Yes makes sense. At first I didn't pay attention to this issue since at first glance the characters that I tested looked fine. Only after I had exported the Drakensang data for final checking I noticed that fine detail in the character faces was borked, so I did sort of a last minute fix with the renormalization in the vertex shader. It didn't dawn at me that the real problem is the clamping when converting from float to uchar in the export step. I'll try that out when I'm back in the labs next week.

Floh said...

PS: Arseny, do you actually use 8 weights in your skinning? Is this for normal characters models? Is there any noteworthy visual improvement over 4 weights?
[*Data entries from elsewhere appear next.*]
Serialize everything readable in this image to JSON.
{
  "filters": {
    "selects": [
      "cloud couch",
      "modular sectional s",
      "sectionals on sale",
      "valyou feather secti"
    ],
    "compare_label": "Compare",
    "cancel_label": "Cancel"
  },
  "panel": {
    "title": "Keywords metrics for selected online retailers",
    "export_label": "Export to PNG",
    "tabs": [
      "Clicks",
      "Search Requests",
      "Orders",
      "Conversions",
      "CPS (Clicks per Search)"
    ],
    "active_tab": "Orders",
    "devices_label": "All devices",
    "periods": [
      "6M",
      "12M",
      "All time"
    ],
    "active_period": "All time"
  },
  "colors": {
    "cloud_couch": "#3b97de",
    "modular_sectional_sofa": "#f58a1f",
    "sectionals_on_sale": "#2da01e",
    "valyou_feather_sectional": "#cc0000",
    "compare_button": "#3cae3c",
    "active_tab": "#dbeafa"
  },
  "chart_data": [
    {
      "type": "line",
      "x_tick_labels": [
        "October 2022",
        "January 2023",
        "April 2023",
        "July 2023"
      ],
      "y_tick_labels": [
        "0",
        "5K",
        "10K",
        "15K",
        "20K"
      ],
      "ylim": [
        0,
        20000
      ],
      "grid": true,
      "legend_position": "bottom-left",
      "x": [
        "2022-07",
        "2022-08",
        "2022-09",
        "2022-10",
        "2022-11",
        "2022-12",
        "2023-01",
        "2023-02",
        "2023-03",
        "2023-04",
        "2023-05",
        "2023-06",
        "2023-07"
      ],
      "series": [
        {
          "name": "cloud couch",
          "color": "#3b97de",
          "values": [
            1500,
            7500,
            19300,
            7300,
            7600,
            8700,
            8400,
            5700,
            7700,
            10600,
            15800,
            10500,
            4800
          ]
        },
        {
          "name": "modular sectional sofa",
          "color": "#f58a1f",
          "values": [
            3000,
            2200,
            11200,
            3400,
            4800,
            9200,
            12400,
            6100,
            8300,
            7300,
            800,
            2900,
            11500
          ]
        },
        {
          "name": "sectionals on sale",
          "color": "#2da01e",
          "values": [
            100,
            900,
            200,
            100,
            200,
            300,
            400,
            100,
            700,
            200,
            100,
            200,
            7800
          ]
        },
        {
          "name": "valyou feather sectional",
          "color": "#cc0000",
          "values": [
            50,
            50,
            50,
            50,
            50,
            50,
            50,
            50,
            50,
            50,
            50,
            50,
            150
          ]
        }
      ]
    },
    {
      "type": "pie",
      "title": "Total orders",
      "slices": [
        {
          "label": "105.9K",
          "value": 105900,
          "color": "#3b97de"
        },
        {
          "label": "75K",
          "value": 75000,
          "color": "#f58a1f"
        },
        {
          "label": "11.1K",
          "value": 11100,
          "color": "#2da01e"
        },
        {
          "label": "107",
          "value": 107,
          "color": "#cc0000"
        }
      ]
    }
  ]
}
We're currently considering going back to only 2 weights on some platforms where we're doing CPU skinning (DS and Wii), so I'd be interested in any pro and con arguments...

Arseny Kapoulkine said...

It's 2 bones per vertex for our PSP projects and 4 bones per vertex for PS3/360, our artists are quite happy with it - in fact I think 8 weights are needed only if you want to do facial animation with bones.

Kim Hyoun Woo said...

Supporting vertex component compression also will be good for deferred shading. So, is there any plan to release deferred shading stuff on N3 in near future?